Donald Trump’s participation in the first Republican debate on August 23 in Milwaukee is now in doubt after the former president stated he would not sign the pledge to support the eventual GOP nominee.


“Why would I sign it?” Trump said in an interview on the conservative cable network Newsmax. “I can name three or four people that I wouldn’t support for president. So right there, there’s a problem.”

There’s also the problem of complying with the Republican National Committee’s rules on debate participation. In addition to meeting fundraising and polling requirements, the rules include the pledge to support the GOP nominee.

“I affirm that if I do not win the 2024 Republican nomination of President of the United States, I will honor the will of the primary voters and support the nominee in order to save our country and beat Joe Biden,” the pledge says. Candidates also must pledge not to run as an independent, write-in candidate or on a third-party ticket.
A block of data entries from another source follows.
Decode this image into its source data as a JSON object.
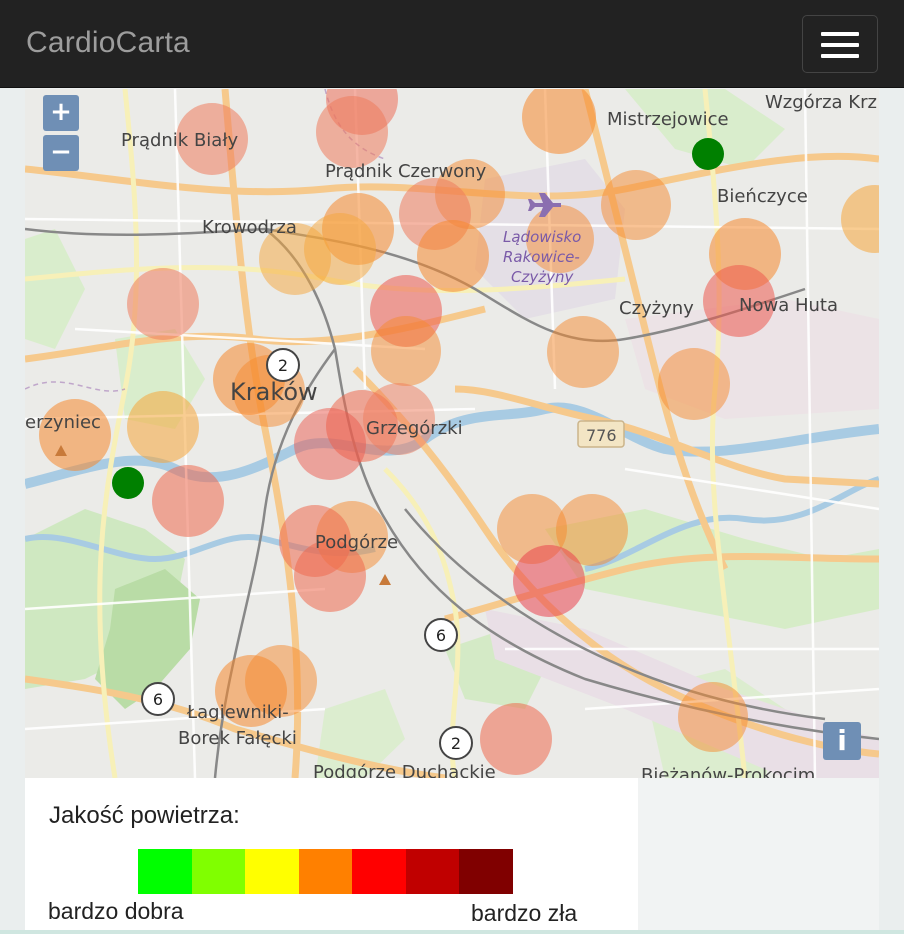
{
  "navbar": {
    "brand": "CardioCarta"
  },
  "map": {
    "zoom_in": "+",
    "zoom_out": "−",
    "info": "i",
    "labels": {
      "pradnik_bialy": "Prądnik Biały",
      "pradnik_czerwony": "Prądnik Czerwony",
      "mistrzejowice": "Mistrzejowice",
      "wzgorza": "Wzgórza Krz",
      "krowodrza": "Krowodrza",
      "lotnisko_1": "Lądowisko",
      "lotnisko_2": "Rakowice-",
      "lotnisko_3": "Czyżyny",
      "bienczyce": "Bieńczyce",
      "czyzyny": "Czyżyny",
      "nowa_huta": "Nowa Huta",
      "krakow": "Kraków",
      "zwierzyniec": "erzyniec",
      "grzegorzki": "Grzegórzki",
      "road_776": "776",
      "podgorze": "Podgórze",
      "lagiewniki_1": "Łagiewniki-",
      "lagiewniki_2": "Borek Fałęcki",
      "podgorze_duchackie": "Podgórze Duchackie",
      "biezanow": "Bieżanów-Prokocim"
    },
    "clusters": [
      "2",
      "6",
      "6",
      "2"
    ],
    "sensor_colors": {
      "green": "#008000",
      "orange": "#f5892e",
      "red": "#ec4b3e",
      "yellow_orange": "#f2a531"
    }
  },
  "legend": {
    "title": "Jakość powietrza:",
    "scale_colors": [
      "#00ff00",
      "#80ff00",
      "#ffff00",
      "#ff8000",
      "#ff0000",
      "#c00000",
      "#800000"
    ],
    "low_label": "bardzo dobra",
    "high_label": "bardzo zła"
  }
}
Trump had already strongly indicated that he wouldn’t participate in the first debate and has even hinted that he would hold some kind of alternate event.

Associated Press:

Trump said he will announce next week whether he’ll participate in the debate, scheduled for Aug. 23 in Milwaukee, but his refusal to sign the pledge suggests he plans to make good on his threat to skip it. Trump has repeatedly questioned why he should debate his rivals given his substantial polling lead and has suggested he might hold a competing event instead.

On Wednesday, he pushed back against former New Jersey Gov. Chris Christie’s taunts, telling Newsmax’s Eric Bolling that there’s no upside to participating in a debate when he’s already leading by a wide margin.

“Its not a question of guts. It’s a question of intelligence,” Trump said.


Two things could happen if Trump participates in a debate, and neither of them is good for him. He could make a damaging gaffe or elevate one of his opponents by having them appear almost equal to him in stature.

It’s the right move politically for Trump to avoid the debate. He did it before in Iowa in 2016, and it didn’t hurt his campaign at that time. But Ronald Reagan skipped the Iowa debate in 1980 and lost the caucuses.

That’s not likely to happen here. But Karl Rove is betting that Trump will be in Iowa to participate in the debate.

Wall Street Journal:

So what will Mr. Trump decide? Mr. Trump’s hints that he might not debate could be part of a plan to shock the public and upstage his opponents by suddenly joining. Or he and his team may have firmly decided he has more to lose than gain.

If I were a betting man, I’d say Mr. Trump shows up. He simply must be the center of attention. But no one knows now, probably including Mr. Trump. He may decide at the literal last hour.

Keeping the media and his political opponents off balance is a large part of Trump’s raison d’etre. Should we be surprised if he shows up at the debate? I will be very surprised. He’s got far more to lose than gain by debating lesser Republicans.